SERVER Indicates that the span covers server-side handling of a synchronous RPC or other remote request. This span is often the child of a remote CLIENT span that was expected to wait for a response. ... INTERNAL Default value. Indicates that the span represents an internal operation within an application, as opposed to an operations with remote parents or children.

I think I misunderstood your trace before, and thought that sample.handler.call.foo was meant to represent the incoming HTTP request handler. After looking at your screenshots again, I suppose that you are also using otlphttp to wrap your handler, and that is the sample.handler transaction? In that case, sample.handler.call.foo and sample.foo should have the internal span kind, and you don't need to explicitly use WithSpanKind -- sorry about that.

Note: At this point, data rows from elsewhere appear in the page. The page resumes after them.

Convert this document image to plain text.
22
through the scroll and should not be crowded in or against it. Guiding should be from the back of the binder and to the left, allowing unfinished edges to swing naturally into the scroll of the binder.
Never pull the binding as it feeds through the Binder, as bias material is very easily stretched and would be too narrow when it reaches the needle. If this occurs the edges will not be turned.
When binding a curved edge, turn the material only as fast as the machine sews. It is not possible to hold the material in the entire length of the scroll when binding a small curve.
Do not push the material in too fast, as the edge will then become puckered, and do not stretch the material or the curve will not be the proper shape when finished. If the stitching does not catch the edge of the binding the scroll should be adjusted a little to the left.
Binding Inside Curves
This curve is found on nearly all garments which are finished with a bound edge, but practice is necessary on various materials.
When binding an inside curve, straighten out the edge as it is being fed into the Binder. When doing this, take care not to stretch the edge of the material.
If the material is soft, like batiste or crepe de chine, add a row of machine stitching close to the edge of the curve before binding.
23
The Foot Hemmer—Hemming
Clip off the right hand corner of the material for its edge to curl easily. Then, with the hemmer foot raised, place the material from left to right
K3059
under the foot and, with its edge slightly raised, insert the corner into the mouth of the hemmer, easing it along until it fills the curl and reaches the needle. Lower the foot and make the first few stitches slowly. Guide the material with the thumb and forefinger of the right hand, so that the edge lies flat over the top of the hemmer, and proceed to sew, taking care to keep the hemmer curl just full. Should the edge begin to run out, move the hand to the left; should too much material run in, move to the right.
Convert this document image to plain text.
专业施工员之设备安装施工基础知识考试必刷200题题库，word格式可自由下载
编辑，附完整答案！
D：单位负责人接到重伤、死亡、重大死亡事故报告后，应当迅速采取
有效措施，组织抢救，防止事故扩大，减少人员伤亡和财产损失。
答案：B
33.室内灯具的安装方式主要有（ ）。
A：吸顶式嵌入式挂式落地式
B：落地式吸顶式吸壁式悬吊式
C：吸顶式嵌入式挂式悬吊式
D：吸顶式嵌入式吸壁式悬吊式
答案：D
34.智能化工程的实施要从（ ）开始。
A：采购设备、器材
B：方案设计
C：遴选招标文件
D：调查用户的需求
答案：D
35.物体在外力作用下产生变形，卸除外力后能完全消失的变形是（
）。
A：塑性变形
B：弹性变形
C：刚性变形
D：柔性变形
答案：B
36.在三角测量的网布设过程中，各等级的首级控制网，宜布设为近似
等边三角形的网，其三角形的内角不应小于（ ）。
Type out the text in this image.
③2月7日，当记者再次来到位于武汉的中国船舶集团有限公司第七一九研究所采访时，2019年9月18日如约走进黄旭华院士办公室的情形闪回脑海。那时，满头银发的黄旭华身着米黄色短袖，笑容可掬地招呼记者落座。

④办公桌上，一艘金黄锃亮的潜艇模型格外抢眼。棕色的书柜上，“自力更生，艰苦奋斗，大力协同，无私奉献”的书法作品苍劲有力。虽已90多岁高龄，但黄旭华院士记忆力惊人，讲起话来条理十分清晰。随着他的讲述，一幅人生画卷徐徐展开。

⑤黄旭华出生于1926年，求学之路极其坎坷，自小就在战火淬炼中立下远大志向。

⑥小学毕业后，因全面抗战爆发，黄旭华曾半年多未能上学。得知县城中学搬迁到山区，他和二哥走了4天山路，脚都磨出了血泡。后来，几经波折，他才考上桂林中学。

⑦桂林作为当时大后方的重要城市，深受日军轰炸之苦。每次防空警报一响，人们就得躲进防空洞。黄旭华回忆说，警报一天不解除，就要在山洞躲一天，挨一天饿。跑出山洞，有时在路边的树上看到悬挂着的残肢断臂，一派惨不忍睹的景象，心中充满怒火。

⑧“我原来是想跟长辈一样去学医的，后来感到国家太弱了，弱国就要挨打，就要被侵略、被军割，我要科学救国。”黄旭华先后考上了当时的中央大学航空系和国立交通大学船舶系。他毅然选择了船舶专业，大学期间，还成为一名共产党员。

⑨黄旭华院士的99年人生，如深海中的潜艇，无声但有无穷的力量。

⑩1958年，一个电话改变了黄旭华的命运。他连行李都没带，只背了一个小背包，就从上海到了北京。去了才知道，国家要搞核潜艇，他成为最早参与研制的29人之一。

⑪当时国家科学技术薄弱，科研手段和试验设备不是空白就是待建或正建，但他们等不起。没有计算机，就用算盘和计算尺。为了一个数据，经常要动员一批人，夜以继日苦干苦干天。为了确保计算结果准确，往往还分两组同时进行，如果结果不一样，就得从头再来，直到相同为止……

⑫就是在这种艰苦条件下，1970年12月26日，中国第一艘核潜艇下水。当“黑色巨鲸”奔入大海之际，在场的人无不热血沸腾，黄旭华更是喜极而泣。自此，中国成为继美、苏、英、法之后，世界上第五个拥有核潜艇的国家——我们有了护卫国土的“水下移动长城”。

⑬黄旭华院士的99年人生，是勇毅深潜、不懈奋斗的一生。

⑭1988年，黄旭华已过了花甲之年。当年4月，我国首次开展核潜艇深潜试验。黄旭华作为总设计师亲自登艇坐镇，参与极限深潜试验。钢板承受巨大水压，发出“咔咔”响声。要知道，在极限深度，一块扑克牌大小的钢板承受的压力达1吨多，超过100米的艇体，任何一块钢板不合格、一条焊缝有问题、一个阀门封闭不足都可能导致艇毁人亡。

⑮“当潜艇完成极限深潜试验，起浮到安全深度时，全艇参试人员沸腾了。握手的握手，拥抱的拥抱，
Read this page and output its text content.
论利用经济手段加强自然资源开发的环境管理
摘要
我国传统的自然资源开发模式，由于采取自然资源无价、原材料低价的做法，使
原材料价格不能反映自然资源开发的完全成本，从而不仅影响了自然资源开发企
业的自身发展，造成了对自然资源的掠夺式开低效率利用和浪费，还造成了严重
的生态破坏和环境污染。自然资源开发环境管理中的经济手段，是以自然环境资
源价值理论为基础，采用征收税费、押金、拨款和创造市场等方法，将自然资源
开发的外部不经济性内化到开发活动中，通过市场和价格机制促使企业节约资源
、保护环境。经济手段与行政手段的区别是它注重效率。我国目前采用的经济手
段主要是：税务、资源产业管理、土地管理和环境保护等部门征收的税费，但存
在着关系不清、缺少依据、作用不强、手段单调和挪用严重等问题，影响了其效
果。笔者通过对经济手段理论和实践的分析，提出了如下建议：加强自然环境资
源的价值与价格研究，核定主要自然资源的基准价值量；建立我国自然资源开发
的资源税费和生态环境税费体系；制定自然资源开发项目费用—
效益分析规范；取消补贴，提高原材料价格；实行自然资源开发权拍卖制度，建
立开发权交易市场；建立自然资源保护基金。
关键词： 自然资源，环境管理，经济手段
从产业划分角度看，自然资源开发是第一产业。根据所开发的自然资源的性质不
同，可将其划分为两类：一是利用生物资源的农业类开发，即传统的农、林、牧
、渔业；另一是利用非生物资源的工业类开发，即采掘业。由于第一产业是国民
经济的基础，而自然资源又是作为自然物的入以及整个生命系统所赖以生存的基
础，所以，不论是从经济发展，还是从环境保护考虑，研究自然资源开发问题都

Going back to your initial comment, I overlooked something:

I tried this with a small snippet on v8.5.1 and all traces are recorded as transactions, not traces.

The Traces page is simply listing root transactions, by looking for any transactions without a parent ID. In your example we should expect that sample.handler is listed on the Traces page. Given that it doesn't show up, that implies sample.handler does have a parent ID. You could check that by clicking the sample.handler row and looking for a parent.id field under the metadata.

Assuming that's the case, I think you're hitting something similar to this issue: https://github.com/elastic/apm/issues/609. i.e. I expect Cloud Run is injecting a traceparent header, and your instrumentation is continuing the trace with that trace context. It therefore doesn't think the server transaction is the root, and doesn't show up under Traces. You could confirm this by passing trace.WithNewRoot to the otlphttp instrumentation.

ymotongpoo commented 1 year ago

@axw Thank you for the detailed answer.

i.e. I expect Cloud Run is injecting a traceparent header, and your instrumentation is continuing the trace with that trace context.

I realized I missed the fact that Cloud Run injects the traceparent automatically.

You could confirm this by passing trace.WithNewRoot to the otlphttp instrumentation.

As you suggested, I tried creating span with trace.WithNewRoot() and now I see sample.handler in the list. (I also tried using trace.WithNewRoot() from sample.handler.call.foo and it was recognized in the trace list as well)

image

The snippet was:

    otelHandler := otelhttp.NewHandler(
        http.HandlerFunc(handler),
        "sample.handler",
        otelhttp.WithSpanOptions(trace.WithNewRoot()),
    )

Given above, as you pointed out, my case seems about https://github.com/elastic/apm/issues/609.